If these conditions are violated, Israel would have the right to revoke the export license.
However, civil rights attorney Eitay Mack, one of the leading voices in Israel against defense exports to human rights violators, downplayed the significance of this rule change, noting that the form in question is filled out by the firm selling the technology, not the country buying it, the actual end user.
He added that despite the new definitions by the Defense Ministry, “the countries define terrorism and serious crimes as they see fit.”
The Defense Ministry said the new regulations were developed by a joint team from the Defense and Foreign ministries.
Until now, Israel’s law on defense exports has been relatively lax, requiring the Defense Ministry to make “considerations regarding the end user or the end use,” but not expressly forbidding arms sales to human rights violators. Only a United Nations Security Council arms embargo, which is exceedingly rare, can force the Defense Ministry to block a deal. In all other cases, political and diplomatic expediency can outweigh human rights concerns.
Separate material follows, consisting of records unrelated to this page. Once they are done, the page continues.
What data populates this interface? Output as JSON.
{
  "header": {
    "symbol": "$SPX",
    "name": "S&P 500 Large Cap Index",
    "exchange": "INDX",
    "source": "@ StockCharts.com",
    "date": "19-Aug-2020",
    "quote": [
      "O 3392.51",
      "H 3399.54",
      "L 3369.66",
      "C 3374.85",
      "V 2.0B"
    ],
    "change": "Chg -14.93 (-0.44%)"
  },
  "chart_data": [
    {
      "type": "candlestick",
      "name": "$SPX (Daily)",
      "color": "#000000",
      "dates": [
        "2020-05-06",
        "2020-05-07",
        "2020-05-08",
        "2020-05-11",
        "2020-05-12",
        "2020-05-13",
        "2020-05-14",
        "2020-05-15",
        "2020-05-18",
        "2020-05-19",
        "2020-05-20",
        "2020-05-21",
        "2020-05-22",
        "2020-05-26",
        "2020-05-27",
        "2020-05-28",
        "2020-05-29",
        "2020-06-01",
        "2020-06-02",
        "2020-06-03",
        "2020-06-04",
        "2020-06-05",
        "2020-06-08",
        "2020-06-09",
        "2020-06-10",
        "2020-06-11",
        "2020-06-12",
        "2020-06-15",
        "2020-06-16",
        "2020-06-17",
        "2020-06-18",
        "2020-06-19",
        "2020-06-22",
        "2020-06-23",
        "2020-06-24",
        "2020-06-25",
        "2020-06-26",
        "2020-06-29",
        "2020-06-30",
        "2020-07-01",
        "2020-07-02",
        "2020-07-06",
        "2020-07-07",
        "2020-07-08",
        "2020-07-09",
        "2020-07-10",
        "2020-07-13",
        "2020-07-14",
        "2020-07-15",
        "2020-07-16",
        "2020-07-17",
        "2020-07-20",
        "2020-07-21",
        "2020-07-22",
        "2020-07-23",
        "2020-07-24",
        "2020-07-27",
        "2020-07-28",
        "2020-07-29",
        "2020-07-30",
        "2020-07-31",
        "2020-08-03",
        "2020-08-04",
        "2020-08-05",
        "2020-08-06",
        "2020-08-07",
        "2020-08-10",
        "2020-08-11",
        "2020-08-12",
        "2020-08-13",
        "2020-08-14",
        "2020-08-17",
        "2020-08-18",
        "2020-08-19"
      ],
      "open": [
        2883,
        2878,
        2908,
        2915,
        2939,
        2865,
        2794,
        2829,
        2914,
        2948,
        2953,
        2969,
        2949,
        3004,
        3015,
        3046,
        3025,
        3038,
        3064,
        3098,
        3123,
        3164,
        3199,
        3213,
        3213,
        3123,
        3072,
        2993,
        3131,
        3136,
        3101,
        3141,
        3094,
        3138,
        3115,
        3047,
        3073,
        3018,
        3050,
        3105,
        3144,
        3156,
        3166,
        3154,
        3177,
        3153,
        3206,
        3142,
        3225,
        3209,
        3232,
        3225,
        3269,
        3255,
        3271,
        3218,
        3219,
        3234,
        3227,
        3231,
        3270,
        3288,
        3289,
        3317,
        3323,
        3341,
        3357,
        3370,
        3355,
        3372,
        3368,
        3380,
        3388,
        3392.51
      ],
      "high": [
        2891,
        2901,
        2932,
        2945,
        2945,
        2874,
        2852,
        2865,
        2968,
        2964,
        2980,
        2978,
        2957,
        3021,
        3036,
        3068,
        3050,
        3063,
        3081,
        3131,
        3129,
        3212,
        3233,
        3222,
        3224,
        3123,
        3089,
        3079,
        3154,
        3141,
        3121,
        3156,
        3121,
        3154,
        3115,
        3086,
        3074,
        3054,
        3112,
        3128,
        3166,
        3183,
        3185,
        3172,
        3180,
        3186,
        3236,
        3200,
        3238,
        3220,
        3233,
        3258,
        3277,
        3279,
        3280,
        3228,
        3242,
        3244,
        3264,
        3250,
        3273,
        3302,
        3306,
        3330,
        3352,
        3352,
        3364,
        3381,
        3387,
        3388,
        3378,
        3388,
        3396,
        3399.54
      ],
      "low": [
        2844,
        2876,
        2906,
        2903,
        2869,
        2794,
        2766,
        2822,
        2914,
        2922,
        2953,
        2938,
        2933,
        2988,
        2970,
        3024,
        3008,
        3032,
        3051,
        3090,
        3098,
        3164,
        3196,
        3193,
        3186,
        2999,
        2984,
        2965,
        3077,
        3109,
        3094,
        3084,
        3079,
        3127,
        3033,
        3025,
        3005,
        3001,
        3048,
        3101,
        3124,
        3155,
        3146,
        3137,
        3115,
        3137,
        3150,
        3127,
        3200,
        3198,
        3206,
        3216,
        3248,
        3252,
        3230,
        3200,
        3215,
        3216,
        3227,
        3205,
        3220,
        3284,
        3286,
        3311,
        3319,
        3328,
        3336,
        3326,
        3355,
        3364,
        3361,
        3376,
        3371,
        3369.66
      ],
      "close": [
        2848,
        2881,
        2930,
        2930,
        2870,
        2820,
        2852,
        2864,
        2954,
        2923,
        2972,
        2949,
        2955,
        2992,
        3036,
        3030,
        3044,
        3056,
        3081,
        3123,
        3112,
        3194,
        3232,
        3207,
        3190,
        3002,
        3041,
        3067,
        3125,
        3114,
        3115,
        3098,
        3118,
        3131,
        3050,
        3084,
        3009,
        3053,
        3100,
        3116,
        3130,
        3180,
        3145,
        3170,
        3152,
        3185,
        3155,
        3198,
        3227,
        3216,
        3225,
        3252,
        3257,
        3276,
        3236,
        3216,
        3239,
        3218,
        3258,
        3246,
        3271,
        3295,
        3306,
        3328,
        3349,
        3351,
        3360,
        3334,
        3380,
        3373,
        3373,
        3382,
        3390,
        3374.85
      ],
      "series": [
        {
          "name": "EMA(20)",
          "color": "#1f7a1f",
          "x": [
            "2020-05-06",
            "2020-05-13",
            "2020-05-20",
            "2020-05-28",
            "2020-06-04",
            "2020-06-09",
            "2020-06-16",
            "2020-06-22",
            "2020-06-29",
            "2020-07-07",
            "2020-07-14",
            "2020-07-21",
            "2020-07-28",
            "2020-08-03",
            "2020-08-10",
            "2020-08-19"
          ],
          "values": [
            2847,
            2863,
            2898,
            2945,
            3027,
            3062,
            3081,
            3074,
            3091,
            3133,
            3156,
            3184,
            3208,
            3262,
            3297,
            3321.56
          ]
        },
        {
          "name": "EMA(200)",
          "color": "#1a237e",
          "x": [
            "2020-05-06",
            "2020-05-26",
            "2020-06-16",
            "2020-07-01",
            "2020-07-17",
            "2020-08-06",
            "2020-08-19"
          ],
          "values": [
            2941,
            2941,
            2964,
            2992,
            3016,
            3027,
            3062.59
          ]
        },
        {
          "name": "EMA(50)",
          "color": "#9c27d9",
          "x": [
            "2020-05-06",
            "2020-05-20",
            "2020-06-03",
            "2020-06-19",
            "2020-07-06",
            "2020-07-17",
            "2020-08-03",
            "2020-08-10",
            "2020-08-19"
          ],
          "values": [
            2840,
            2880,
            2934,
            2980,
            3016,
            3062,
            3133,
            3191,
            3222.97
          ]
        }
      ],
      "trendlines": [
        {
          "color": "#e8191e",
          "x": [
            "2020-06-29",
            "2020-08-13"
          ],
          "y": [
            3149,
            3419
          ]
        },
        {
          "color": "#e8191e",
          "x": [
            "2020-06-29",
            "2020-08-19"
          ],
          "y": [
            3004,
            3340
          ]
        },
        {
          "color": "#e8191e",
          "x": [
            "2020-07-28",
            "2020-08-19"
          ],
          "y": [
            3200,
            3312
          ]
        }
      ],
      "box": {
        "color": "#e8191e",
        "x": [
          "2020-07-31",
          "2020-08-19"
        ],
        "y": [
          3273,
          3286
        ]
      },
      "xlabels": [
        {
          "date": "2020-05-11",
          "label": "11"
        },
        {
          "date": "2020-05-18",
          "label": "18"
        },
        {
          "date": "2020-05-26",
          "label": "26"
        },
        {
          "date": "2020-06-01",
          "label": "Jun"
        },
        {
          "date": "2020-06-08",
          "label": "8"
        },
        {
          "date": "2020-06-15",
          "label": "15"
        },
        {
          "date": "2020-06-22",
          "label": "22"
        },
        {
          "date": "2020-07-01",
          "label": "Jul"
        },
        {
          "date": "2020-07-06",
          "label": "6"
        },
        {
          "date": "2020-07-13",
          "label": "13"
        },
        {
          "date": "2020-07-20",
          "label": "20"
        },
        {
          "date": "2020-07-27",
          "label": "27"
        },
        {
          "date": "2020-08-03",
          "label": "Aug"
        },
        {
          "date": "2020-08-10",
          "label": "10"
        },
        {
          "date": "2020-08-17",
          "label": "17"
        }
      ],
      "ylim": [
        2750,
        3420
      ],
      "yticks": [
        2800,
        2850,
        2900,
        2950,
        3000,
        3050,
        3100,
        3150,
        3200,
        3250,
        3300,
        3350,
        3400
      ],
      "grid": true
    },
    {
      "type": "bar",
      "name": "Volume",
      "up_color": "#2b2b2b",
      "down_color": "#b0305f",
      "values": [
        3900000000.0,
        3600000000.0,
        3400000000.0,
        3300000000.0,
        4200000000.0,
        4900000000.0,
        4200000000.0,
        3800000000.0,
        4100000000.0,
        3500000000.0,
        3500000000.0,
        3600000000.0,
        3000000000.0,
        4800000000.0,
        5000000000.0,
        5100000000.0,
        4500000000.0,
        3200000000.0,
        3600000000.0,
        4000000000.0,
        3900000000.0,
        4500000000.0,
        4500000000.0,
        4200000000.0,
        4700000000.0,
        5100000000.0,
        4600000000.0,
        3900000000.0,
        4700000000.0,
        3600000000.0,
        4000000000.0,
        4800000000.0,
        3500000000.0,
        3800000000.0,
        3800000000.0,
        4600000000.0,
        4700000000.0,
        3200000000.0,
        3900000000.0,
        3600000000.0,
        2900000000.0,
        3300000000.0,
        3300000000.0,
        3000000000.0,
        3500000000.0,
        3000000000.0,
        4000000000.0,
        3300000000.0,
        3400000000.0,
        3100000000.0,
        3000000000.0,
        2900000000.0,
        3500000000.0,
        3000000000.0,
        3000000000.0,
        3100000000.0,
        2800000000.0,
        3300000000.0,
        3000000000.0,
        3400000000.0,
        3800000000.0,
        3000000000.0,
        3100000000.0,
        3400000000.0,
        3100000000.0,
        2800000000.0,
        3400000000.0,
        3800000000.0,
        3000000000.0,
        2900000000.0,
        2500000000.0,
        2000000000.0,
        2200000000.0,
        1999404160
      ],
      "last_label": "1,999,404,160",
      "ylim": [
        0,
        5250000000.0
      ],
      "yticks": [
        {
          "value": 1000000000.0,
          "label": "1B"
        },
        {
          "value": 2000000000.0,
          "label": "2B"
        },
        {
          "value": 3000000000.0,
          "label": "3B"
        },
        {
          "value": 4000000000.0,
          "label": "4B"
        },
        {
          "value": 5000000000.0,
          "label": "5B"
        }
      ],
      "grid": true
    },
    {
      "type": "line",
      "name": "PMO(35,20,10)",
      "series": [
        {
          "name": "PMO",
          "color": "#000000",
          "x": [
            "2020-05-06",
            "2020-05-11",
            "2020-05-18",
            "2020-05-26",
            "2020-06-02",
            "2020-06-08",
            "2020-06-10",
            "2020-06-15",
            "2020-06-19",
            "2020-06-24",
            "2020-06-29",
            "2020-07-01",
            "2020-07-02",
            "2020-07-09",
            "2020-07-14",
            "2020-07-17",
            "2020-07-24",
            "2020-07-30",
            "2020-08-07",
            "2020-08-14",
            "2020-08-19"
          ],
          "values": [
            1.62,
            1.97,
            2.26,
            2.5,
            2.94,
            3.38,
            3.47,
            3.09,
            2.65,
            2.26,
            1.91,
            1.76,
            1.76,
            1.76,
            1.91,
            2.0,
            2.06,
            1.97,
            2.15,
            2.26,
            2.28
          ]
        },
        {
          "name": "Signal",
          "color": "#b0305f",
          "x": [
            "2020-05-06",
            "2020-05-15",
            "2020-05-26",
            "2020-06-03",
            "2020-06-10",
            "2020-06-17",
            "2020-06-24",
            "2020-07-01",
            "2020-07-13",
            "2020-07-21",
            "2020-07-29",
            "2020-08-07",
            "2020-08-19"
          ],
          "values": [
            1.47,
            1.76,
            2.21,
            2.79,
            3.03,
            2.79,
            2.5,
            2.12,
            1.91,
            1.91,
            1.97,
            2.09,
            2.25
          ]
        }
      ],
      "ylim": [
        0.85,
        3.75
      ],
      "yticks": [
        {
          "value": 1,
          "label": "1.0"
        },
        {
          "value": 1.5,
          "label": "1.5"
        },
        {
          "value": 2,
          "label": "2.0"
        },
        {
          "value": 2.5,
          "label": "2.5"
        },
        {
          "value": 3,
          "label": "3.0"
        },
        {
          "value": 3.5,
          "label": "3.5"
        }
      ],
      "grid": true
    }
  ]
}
NSO Group’s Pegasus software is considered one of the world’s most powerful cyber surveillance tools, giving operators the ability to effectively take full control of a target’s phone, download all data from the device, or activate its camera or microphone without the user knowing.
In light of Pegasus’s reported use by human rights violators, the Israeli firm was recently blacklisted by the US Commerce Department, making it harder for US firms to do business with it.
Last week, Apple also announced that it was suing the NSO Group for targeting the users of its devices, saying the firm at the center of the Pegasus surveillance scandal needs to be held accountable.